一般用と納期の特例用とわかれますので、まずは、⑨の部分が「納期特例分」となっている納付書で書いてください。

納付書がない場合は、所轄の税務署に行けば貰うことが出来ますので、所轄の税務署へ行くか、所轄の税務署へ返信用封筒を入れた封筒で納付書の送付のお願いをしてみてください。

①年度

ここは令和の年度を書くので「02」で、令和2年度のことになります。

②税務署の名前

ここは、所轄の税務署名を記載します。

③整理番号

こちらは、税務署が、各納税者(会社)に割り振っている整理番号を記載します。税務署から納付書が送られてきているならば記載がもともとあるのですが、ない場合は自分で記載します。判らなければ空欄のままでも大丈夫です

④俸給・給料等

ここに役員の給料を入力していきます。

支払年月日

1月~6月末の中ではじめに支払われた日を左側の年月日に、最後に支払われた日を~の後の年月日に記載します。

人員

1人(社長一人の場合)

支給額

この期間に支払われた給与の総額を記載します。

税額

源泉した税金の預り金の額を記載します。

⑤税理士等の報酬

上記と同じように、税理士や司法書士・社労士などの士業の人に支払った報酬と預り金の金額を入力します。

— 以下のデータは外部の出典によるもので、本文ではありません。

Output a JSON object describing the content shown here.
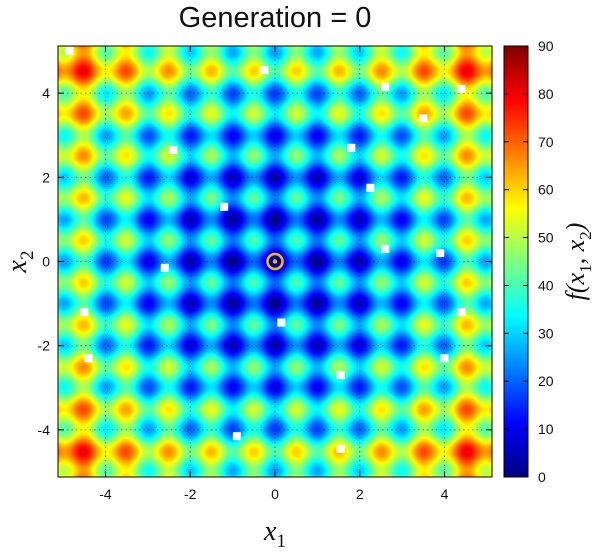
{
  "chart_data": {
    "type": "heatmap",
    "title": "Generation = 0",
    "function": "rastrigin",
    "xlabel": {
      "base": "x",
      "sub": "1"
    },
    "ylabel": {
      "base": "x",
      "sub": "2"
    },
    "colorbar_label": {
      "f": "f(",
      "x1": "x",
      "s1": "1",
      "comma": ", ",
      "x2": "x",
      "s2": "2",
      "close": ")"
    },
    "xlim": [
      -5.12,
      5.12
    ],
    "ylim": [
      -5.12,
      5.12
    ],
    "zlim": [
      0,
      90
    ],
    "x_ticks": [
      -4,
      -2,
      0,
      2,
      4
    ],
    "y_ticks": [
      -4,
      -2,
      0,
      2,
      4
    ],
    "colorbar_ticks": [
      0,
      10,
      20,
      30,
      40,
      50,
      60,
      70,
      80,
      90
    ],
    "grid": true,
    "colormap": [
      "#00007f",
      "#0000ff",
      "#007fff",
      "#00ffff",
      "#7fff7f",
      "#ffff00",
      "#ff7f00",
      "#ff0000",
      "#7f0000"
    ],
    "optimum": {
      "x": 0,
      "y": 0,
      "color": "#f0b81e"
    },
    "population_color": "#ffffff",
    "population": [
      {
        "x": -4.85,
        "y": 5.0
      },
      {
        "x": -0.25,
        "y": 4.55
      },
      {
        "x": 2.6,
        "y": 4.15
      },
      {
        "x": 4.4,
        "y": 4.1
      },
      {
        "x": 3.5,
        "y": 3.4
      },
      {
        "x": -2.4,
        "y": 2.65
      },
      {
        "x": 1.8,
        "y": 2.7
      },
      {
        "x": 2.25,
        "y": 1.75
      },
      {
        "x": -1.2,
        "y": 1.3
      },
      {
        "x": 2.6,
        "y": 0.3
      },
      {
        "x": 3.9,
        "y": 0.2
      },
      {
        "x": -2.6,
        "y": -0.15
      },
      {
        "x": -4.5,
        "y": -1.2
      },
      {
        "x": 4.4,
        "y": -1.2
      },
      {
        "x": 0.15,
        "y": -1.45
      },
      {
        "x": -4.4,
        "y": -2.3
      },
      {
        "x": 4.0,
        "y": -2.3
      },
      {
        "x": 1.55,
        "y": -2.7
      },
      {
        "x": -0.9,
        "y": -4.15
      },
      {
        "x": 1.55,
        "y": -4.45
      }
    ]
  }
}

その下の段の役員賞与は払った場合のみ、入力します。基本的にない場合が多いので、ここでは割愛します。

⑥本税

預り金の金額の総計を記載します。

⑦合計額

基本的には⑥と同じ金額を記載します。数字の始めの枠に

¥(円マーク)

をつけるのを忘れないでください。

⑧納期等の区分

こちらは特例の半年の期間の中で最初に支払った年月と最後に支払った年月を入れます。

例えば、令和2年6月にしか支払いを行っていないよ!という場合は、

令和02.06~令和02.06 になります。

⑨記載の確認

「納期特例分」の記載があるか、もしくは何もないか、2種類ありますので、間違えないようにしましょう。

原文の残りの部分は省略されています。